Questo possibile ruolo dell’odore individuale nella comunicazione interpersonale di importanti informazioni sembra entrare duramente in contrasto con la forte espansione dell’uso di profumazioni artificiali che noi tutti conosciamo, ma nonostante in moltissime società gli esseri umani effettivamente rimpiazzino il loro odore corporeo naturale, pare che la scelta personale dei profumi sia significativamente correlata alla combinazione dell’HLA individuale (Milinski e Wedekind, 2001). Le persone potrebbero cioè utilizzare profumi che amplificano il proprio odore naturale, derivato dall’HLA.
Nell’esperimento citato, vennero misurate le risposte di 137 uomini e donne, precedentemente suddivisi in 9 gruppi a seconda della costituzione dei loro HLA, a 36 profumi. Ai soggetti venne chiesto quanto gli sarebbe piaciuto usare un profumo od un dopobarba contenente ciascun ingrediente, e quanto gli avrebbero trovato attraente su un potenziale partner. Dalle risposte risultò una significativa correlazione tra il gruppo HLA di appartenenza di una persona e le sue preferenze; non furono invece riscontrate tendenze di correlazione tra il gruppo HLA di appartenenza e le preferenze per il profumo del partner. Emerse però un dato inaspettato: uomini e donne hanno preferenze diverse. Dal momento che non esistono differenze sessuali nella combinazione dei geni HLA, si presume che queste diversità nelle preferenze siano legate a recenti tendenze culturali; in effetti, i profumi specifici per uomo e per donna esistono soltanto da una cinquantina d’anni.

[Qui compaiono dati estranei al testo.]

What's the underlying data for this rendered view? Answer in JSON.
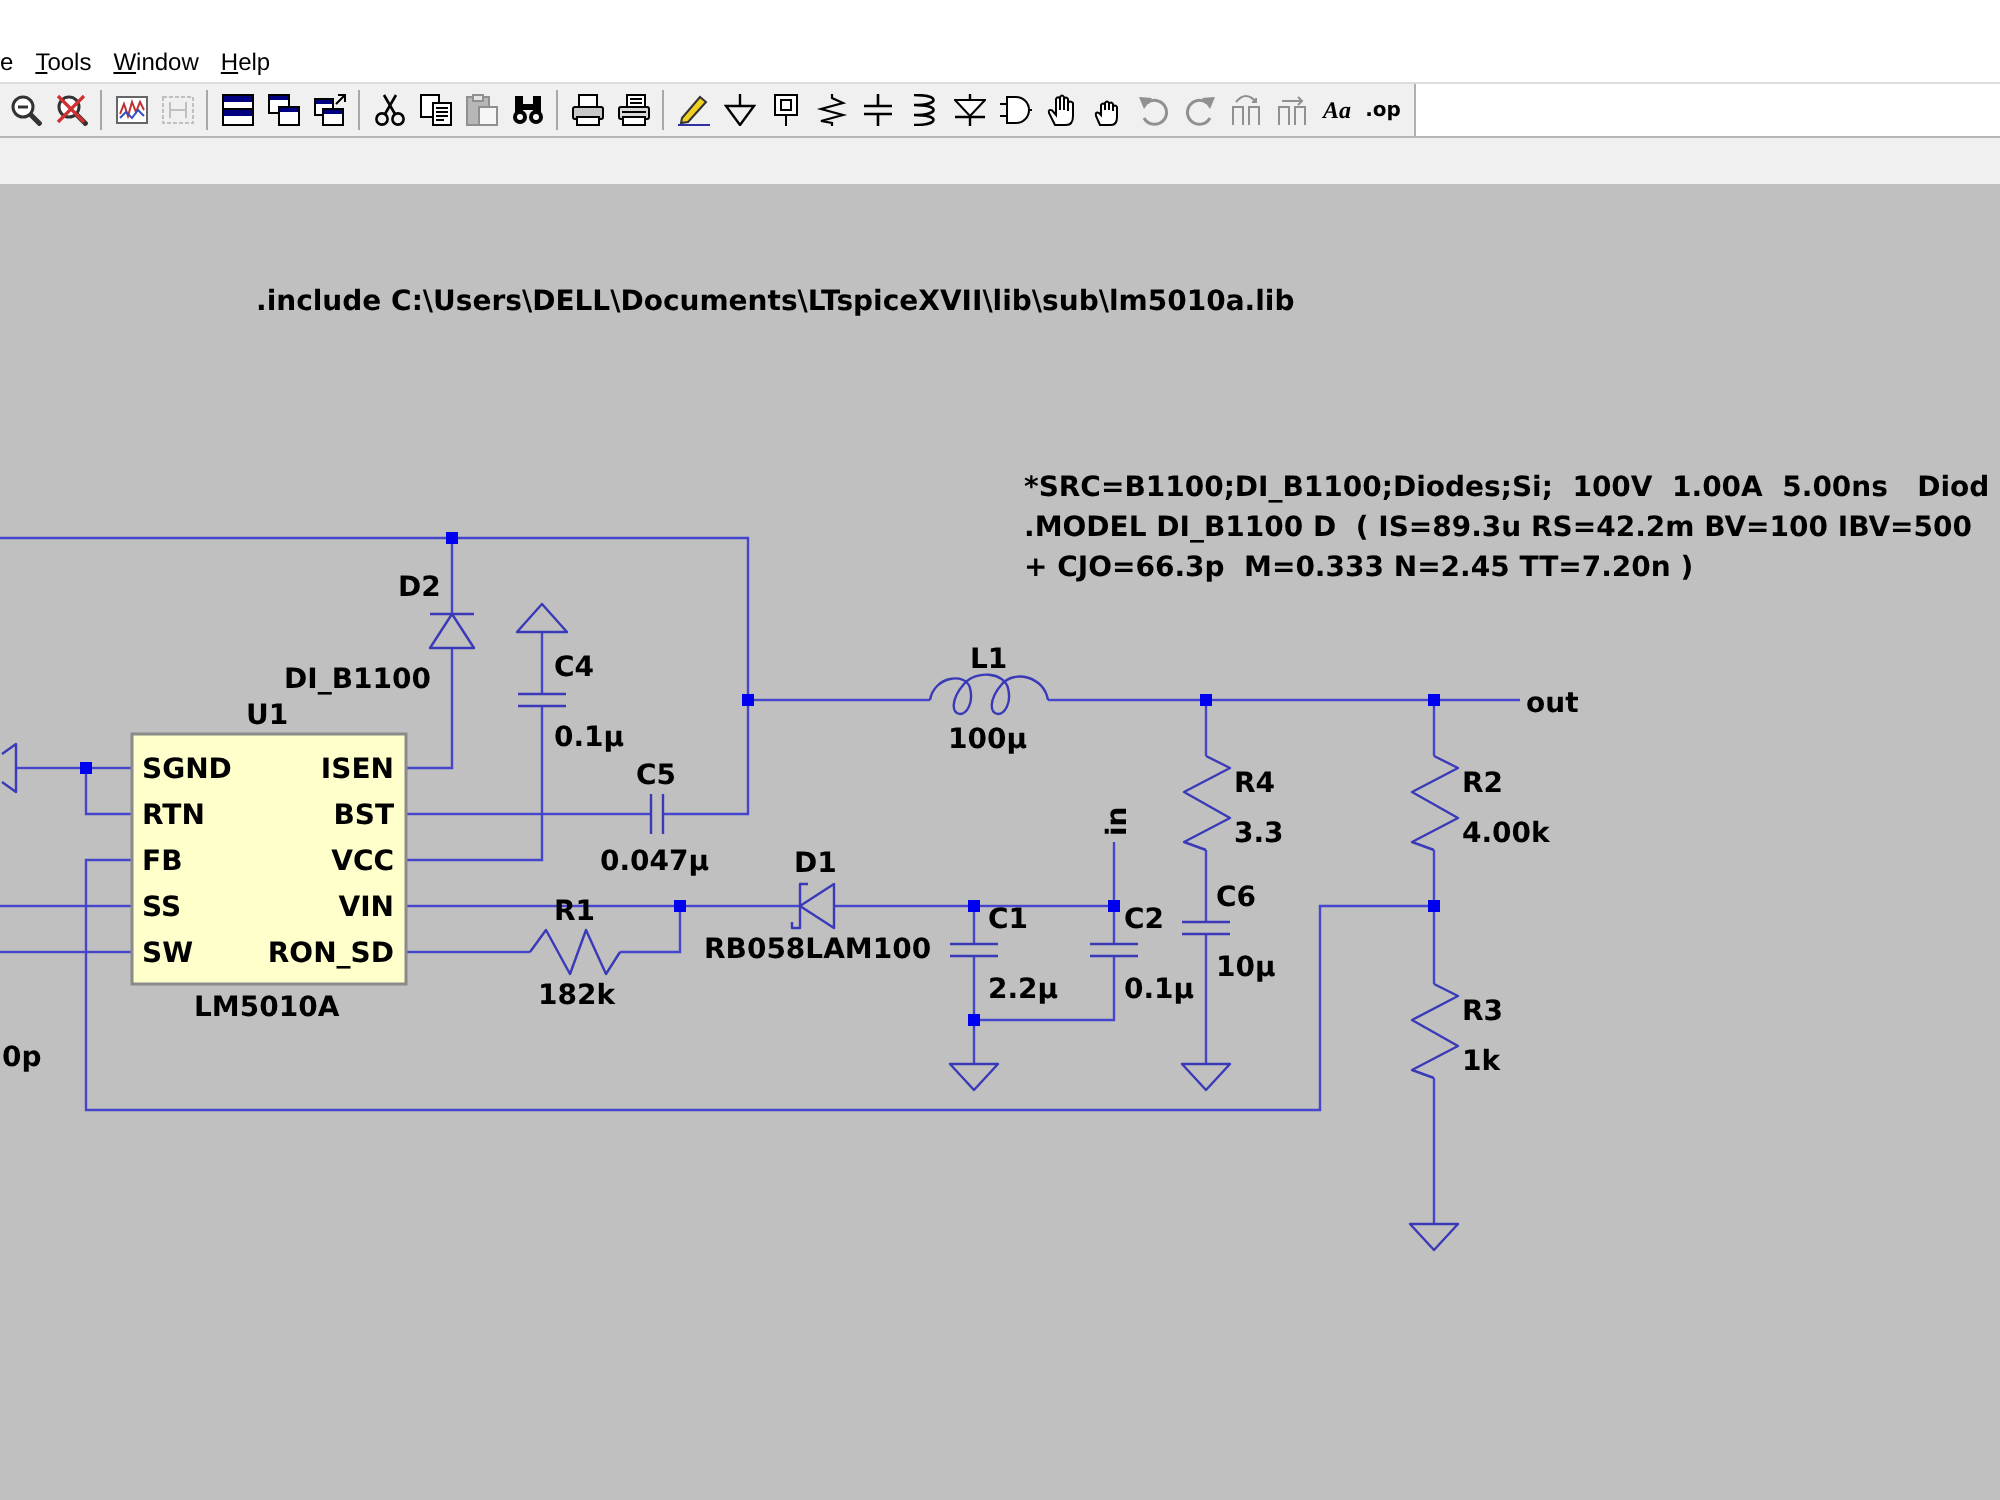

Il fatto che gli ingredienti di base dei profumi contemporanei siano gli stessi di quelli usati in civilà molto antiche, come quella egizia, fa pensare che probabilmente queste componenti siano in effetti in armonia con la nostra biologia di base.
3.3 SALUTE E PERCEZIONE DELLA BELLEZZA
I parassiti e le malattie hanno giocato un importante ruolo nell’evoluzione umana; infatti esercitano una fortissima pressione selettiva sui loro ospiti, riducendone la longevità e il successo riproduttivo.
E’ noto da molto tempo che gli individui differiscono tra loro nella suscettibilità ai parassiti, in base alla loro resistenza, geneticamente determinata. E’ noto inoltre come la ricombinazione e la segregazione dei geni, che hanno origine dalla riproduzione sessuale, permettono di sfuggire a mutazioni dannose, che si accumulano invece quando la riproduzione è asessuata (Muller’s ratchet). Pur essendo meno economica, in termini di energia, la riproduzione sessuale, e la selezione sessuale che ne consegue, porterebbe vantaggi, che sono alla base della persistenza della riproduzione sessuale (Bell, 1982), prevenendo il contagio di se stessi e della propria prole ed ottenendo una prole geneticamente resistente ai parassiti (Møller, 1990).
In effetti, esistono basi genetiche per l’interazione ospiti-parassiti: attraverso la riproduzione sessuata, l’ospite può modificare la sua costituzione genetica attraverso la ricombinazione, in modo che i parassiti non possano riconoscere a lungo i geni dell’ospite.
Alcune specie di lumache della Nuova Zelanda, ad esempio, sono in grado, se esposte a parassiti, di passare dalla modalità di riproduzione asessuale a quella sessuale.
Questo dato è confermato anche dalle simulazioni al computer di Hamilton (1990): quando sono introdotti i parassiti, gli organismi a riproduzione sessuale sono avvantaggiati rispetto a quelli a riproduzione asessuale.
Il “modello Red Queen” è utilizzato per descrivere appunto questo tipo di processo. L’idea di base è che la coevoluzione possa condurre a situazioni per cui la probabilità di estinzione rimane relativamente costante per milioni di anni (Van Valen, 1973).
Nelle interazioni che si sono coevolute, come quelle tra ospiti e parassiti, i cambiamenti evolutivi che si verificano in una specie, ad esempio di prede o di ospiti, possono cioè condurre all’estinzione di altre specie, ad esempio di predatori o di parassiti, e possono produrre oscillazioni nella frequenza del genotipo.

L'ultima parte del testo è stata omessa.